We evaluated the model by out-of-sample forecasting, and we found that the trends data made the predictions less accurate.
begin <-"2004-01-01"
start <- "2005-06-01"
end <- "2011-07-01"
# rolling window forecasting with base model
base <- rolling_window(begin, start, end, sales ~ lag(sales, 1)+lag(sales,12), with_trends_full) %>%
mutate(label = "base")
# rolling window forecasting with trends model
trends <- rolling_window(begin, start, end, sales ~ lag(sales, 1)+lag(sales,12) + insurance + suvs, with_trends_full) %>%
mutate(label = "trends")
# actual data
actual <- with_trends_full %>% filter(Period >= start & Period <= end) %>%
mutate(label ="actual")
# combine all the data
plot_data <- rbind(actual, base, trends)
ggplotly(ggplot(plot_data, aes(x=Period, y = sales, color = label, linetype = label))+
geom_line()+
scale_colour_manual(values=c("black", "red","grey"))+
scale_linetype_manual(values = c("solid", "dashed", "solid"))+
ylab('log(mvp)')+
xlab('Index'))
# MAE_base
mean(abs(base$sales-actual$sales))
## [1] 0.06365923
# MAE_trends
mean(abs(trends$sales-actual$sales))
## [1] 0.06687234
#R^2 for base
(cor(base$sales,actual$sales))^2
## [1] 0.7266
# R^2 for trends
(cor(trends$sales,actual$sales))^2
## [1] 0.7360671
recession_trends <- trends %>%
filter(Period>="2007-12-01"& Period<="2009-06-01")

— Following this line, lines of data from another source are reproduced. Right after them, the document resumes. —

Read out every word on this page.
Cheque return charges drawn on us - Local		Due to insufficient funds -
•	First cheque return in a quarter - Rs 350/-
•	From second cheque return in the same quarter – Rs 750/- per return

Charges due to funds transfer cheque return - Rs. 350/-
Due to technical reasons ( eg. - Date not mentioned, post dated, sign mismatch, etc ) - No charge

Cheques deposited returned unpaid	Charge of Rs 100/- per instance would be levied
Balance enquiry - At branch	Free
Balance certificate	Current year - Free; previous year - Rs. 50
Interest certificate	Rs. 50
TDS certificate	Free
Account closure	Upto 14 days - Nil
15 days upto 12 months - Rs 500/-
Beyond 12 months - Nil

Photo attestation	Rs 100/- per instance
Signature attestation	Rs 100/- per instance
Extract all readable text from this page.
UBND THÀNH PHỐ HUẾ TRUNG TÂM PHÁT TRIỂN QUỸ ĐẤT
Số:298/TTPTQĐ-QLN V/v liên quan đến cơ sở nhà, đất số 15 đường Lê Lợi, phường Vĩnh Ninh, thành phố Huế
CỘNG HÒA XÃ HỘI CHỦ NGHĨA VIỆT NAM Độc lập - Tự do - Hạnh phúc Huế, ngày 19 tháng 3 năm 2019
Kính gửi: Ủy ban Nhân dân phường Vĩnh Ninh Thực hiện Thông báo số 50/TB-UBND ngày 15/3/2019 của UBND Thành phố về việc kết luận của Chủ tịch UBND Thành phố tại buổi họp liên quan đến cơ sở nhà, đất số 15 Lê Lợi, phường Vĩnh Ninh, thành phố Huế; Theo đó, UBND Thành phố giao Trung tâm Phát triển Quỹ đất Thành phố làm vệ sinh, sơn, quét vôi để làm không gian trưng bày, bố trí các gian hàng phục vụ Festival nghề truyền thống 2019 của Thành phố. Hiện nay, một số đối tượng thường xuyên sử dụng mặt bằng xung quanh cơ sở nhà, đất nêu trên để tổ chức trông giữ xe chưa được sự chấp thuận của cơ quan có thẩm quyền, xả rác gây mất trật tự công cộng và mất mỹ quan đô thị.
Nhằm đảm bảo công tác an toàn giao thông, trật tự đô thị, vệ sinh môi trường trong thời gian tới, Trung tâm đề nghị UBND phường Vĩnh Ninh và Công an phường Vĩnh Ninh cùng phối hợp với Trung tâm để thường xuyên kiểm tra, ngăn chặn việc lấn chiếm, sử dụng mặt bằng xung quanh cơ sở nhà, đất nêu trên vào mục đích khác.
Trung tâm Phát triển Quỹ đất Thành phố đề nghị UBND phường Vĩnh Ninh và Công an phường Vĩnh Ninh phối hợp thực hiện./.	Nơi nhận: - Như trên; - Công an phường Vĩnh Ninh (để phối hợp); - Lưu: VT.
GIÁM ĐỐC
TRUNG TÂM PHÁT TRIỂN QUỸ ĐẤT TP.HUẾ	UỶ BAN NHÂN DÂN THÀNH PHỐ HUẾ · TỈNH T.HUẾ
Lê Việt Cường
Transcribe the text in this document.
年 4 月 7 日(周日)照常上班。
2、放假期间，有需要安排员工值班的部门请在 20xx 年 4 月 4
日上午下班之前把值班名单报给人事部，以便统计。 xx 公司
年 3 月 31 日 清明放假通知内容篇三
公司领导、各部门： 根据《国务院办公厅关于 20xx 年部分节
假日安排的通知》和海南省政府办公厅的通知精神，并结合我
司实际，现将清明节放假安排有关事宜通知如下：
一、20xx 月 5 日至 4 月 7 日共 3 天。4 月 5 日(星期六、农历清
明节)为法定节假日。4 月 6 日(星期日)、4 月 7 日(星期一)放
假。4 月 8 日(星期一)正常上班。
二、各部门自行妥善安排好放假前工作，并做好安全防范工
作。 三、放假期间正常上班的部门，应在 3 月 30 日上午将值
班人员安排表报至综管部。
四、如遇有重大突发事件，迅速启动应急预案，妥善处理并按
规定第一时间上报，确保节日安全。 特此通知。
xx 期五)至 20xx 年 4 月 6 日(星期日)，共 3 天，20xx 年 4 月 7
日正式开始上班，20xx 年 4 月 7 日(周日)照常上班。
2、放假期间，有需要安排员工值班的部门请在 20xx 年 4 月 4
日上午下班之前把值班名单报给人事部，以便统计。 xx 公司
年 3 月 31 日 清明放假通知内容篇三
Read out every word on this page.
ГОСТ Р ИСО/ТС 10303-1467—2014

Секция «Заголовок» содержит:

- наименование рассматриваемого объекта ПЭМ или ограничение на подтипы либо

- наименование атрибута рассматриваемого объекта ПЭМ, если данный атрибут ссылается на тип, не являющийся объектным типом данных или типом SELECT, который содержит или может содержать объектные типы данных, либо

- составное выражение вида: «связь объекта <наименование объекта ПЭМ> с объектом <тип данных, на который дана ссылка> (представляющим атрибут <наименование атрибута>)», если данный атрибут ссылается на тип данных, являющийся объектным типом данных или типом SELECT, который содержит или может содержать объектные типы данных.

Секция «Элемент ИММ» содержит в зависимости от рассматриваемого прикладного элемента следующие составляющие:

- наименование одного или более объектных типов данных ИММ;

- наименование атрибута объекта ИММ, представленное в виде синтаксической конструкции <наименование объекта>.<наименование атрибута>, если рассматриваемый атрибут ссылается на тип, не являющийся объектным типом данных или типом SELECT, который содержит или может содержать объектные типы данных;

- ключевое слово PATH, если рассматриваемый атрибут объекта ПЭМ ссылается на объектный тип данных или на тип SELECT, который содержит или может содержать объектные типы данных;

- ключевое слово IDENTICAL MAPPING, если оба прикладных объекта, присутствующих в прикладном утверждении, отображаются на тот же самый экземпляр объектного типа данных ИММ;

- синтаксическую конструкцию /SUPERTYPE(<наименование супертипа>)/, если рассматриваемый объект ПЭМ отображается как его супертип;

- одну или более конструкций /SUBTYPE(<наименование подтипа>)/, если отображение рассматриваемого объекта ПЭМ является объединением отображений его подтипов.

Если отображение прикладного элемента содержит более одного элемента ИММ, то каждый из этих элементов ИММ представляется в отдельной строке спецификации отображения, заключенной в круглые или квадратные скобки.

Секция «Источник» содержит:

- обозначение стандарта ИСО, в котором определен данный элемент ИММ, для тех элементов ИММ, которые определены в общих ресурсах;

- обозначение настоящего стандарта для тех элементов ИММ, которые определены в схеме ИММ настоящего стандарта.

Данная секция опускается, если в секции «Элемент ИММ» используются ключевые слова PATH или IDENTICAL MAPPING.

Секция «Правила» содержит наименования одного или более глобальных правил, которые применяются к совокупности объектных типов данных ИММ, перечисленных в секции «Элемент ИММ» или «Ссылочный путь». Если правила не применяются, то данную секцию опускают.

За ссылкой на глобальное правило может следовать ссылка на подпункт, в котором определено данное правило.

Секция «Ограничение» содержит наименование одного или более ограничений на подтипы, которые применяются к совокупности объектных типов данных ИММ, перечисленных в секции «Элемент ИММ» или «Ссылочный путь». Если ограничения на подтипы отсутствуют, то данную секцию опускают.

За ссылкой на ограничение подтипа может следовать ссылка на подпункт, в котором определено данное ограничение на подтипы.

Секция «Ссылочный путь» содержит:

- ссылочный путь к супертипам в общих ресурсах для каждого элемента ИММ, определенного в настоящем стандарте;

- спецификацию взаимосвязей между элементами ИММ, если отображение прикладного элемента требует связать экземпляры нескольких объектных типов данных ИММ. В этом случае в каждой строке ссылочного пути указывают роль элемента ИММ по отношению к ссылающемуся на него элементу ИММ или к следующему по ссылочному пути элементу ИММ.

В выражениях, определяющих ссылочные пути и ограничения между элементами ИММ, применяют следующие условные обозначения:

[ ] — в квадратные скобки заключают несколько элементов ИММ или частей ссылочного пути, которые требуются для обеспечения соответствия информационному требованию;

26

recession_base <- base %>%
filter(Period>="2007-12-01"& Period<="2009-06-01")
recession_actual <- actual %>%
filter(Period>="2007-12-01"& Period<="2009-06-01")
# MAE_recession_trends
MAE_recession_trends <- mean(abs(recession_trends$sales-recession_actual$sales))
MAE_recession_trends
## [1] 0.0679496
# MAE_recession_base
MAE_recession_base <- mean(abs(recession_base$sales-recession_actual$sales))
MAE_recession_base
## [1] 0.08903226
overall_improv <- (mean(abs(base$sales-actual$sales))-mean(abs(trends$sales-actual$sales)))/mean(abs(base$sales-actual$sales))
overall_improv
## [1] -0.05047349
recession_improv <- (mean(abs(recession_base$sales-recession_actual$sales))-mean(abs(recession_trends$sales-recession_actual$sales)))/mean(abs(recession_base$sales-recession_actual$sales))
recession_improv
## [1] 0.236798
The MAE for base model is 0.0636592, and the MAE for the model with trends is 0.0668723. The overall improvement is -5.0473494%. That means adding trends to the model make things worse. We see a totally different story when focus on recession period. The MAE for base model is 0.0890323, and the MAE for the model with trends is 0.0679496 during the recession. There is 23.6798011% improvement after adding trends to the model.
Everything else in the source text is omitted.